Ein strenges Programm hatten die zwölf Mitglieder einer Delegation aus Südbulgarien vor sich, die für eine woche zu Gast bei der lokalen Aktionsgruppe (LAG) Auerbergland waren. Dabei ging es in der Studienreise darum, von der LAG zu lernen.

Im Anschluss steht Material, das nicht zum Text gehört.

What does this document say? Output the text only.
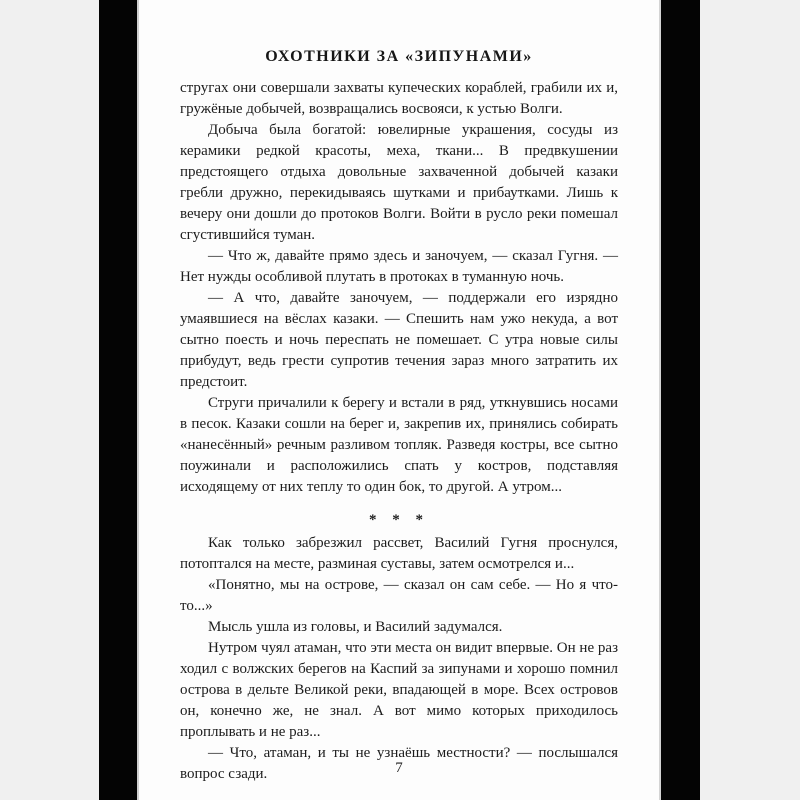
ОХОТНИКИ ЗА «ЗИПУНАМИ»

стругах они совершали захваты купеческих кораблей, грабили их и, гружёные добычей, возвращались восвояси, к устью Волги.

Добыча была богатой: ювелирные украшения, сосуды из керамики редкой красоты, меха, ткани... В предвкушении предстоящего отдыха довольные захваченной добычей казаки гребли дружно, перекидываясь шутками и прибаутками. Лишь к вечеру они дошли до протоков Волги. Войти в русло реки помешал сгустившийся туман.

— Что ж, давайте прямо здесь и заночуем, — сказал Гугня. — Нет нужды особливой плутать в протоках в туманную ночь.

— А что, давайте заночуем, — поддержали его изрядно умаявшиеся на вёслах казаки. — Спешить нам ужо некуда, а вот сытно поесть и ночь переспать не помешает. С утра новые силы прибудут, ведь грести супротив течения зараз много затратить их предстоит.

Струги причалили к берегу и встали в ряд, уткнувшись носами в песок. Казаки сошли на берег и, закрепив их, принялись собирать «нанесённый» речным разливом топляк. Разведя костры, все сытно поужинали и расположились спать у костров, подставляя исходящему от них теплу то один бок, то другой. А утром...

* * *

Как только забрезжил рассвет, Василий Гугня проснулся, потоптался на месте, разминая суставы, затем осмотрелся и...

«Понятно, мы на острове, — сказал он сам себе. — Но я что-то...»

Мысль ушла из головы, и Василий задумался.

Нутром чуял атаман, что эти места он видит впервые. Он не раз ходил с волжских берегов на Каспий за зипунами и хорошо помнил острова в дельте Великой реки, впадающей в море. Всех островов он, конечно же, не знал. А вот мимо которых приходилось проплывать и не раз...

— Что, атаман, и ты не узнаёшь местности? — послышался вопрос сзади.	7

Entscheidungsprozesse, Organisation, Management, Aufgabenverteilung und Finanzierung in Theorie und Praxisumsetzung in Bezug auf die Leader-Programme der EU waren Themen. Die Praxisnahe Umsetzung wurde etwa im Kletterzentrum des DAV bei Rieden besichtigt. Als sehr kompetent und interessiert, so erlebte der Leadermanager der LAG Auerbergland, Reinhard Walk, die Delegation, die neben Projekten in Rieden und Roßhaupten auch Altenstadt und Bernbeuren besuchten. Begeistert sei die Gruppe vor allem vom Engagement der Bürger und das Vertrauen, das sie ihren Bürgermeistern entgegenbrächten, so Walk. Dabei bestand die Delegation aus Entscheidungsträgern und Verwaltungsfachleuten, darunter auch stellvertretende Bürgermeister und ein Landrat aus der südbulgarischen Provinz. Vor Ort unterstützt die Gesellschaft für Technische Zusammenarbeit GTZ die Entwicklung, anschließend wird den Teilnehmern, die später beratend für Politik und Wirtschaft tätig sein sollen, die Möglichkeit geboten, die Umsetzung praxisnah kennen zu lernen, wie Thomas Wehinger erklärte, Mitarbeiter der GTZ, der die Gruppe begleitete. Und gerade was die Leader-Förderung angeht, ist die Lokale Aktionsgruppe Auerbergland vorbildhaft. Etwa die Zusammenarbeit der verschiedenen Gemeinden der LAG, die Projektierung und Umsetzung der Vorhaben, aber eben auch die Einbindung der Bürger. So erfuhren die Teilnehmer etwa aus dem Mund von Bürgermeister Max Streif, wie viel Eigenleistung die Riedener eingebracht hatten um das Kletterzentrum zu realisieren. Auf interesse stieß in diesem Zusammenhang auch der Einfluss von Naturschutz, aber auch die örtlichen Gegebenheiten. Und die Gruppe erfuhr, dass es im Vorfeld des Baus zu Austritten aus der DAV-Sektion Füssen kam. Seit dem Bau aber sei die Mitgliederzahl um fast 1000 angestiegen, vor allem durch interessierte Jugendliche und Kinder, die gerne Klettern wollen. Aufgearbeitet wurde das Gelernte dann immer wieder im Quartier im Gasthof Schwarzenbach. Ein Teil der Gruppe besuchte abschließend auch die Regionalentwicklungsmesse in Leipzig.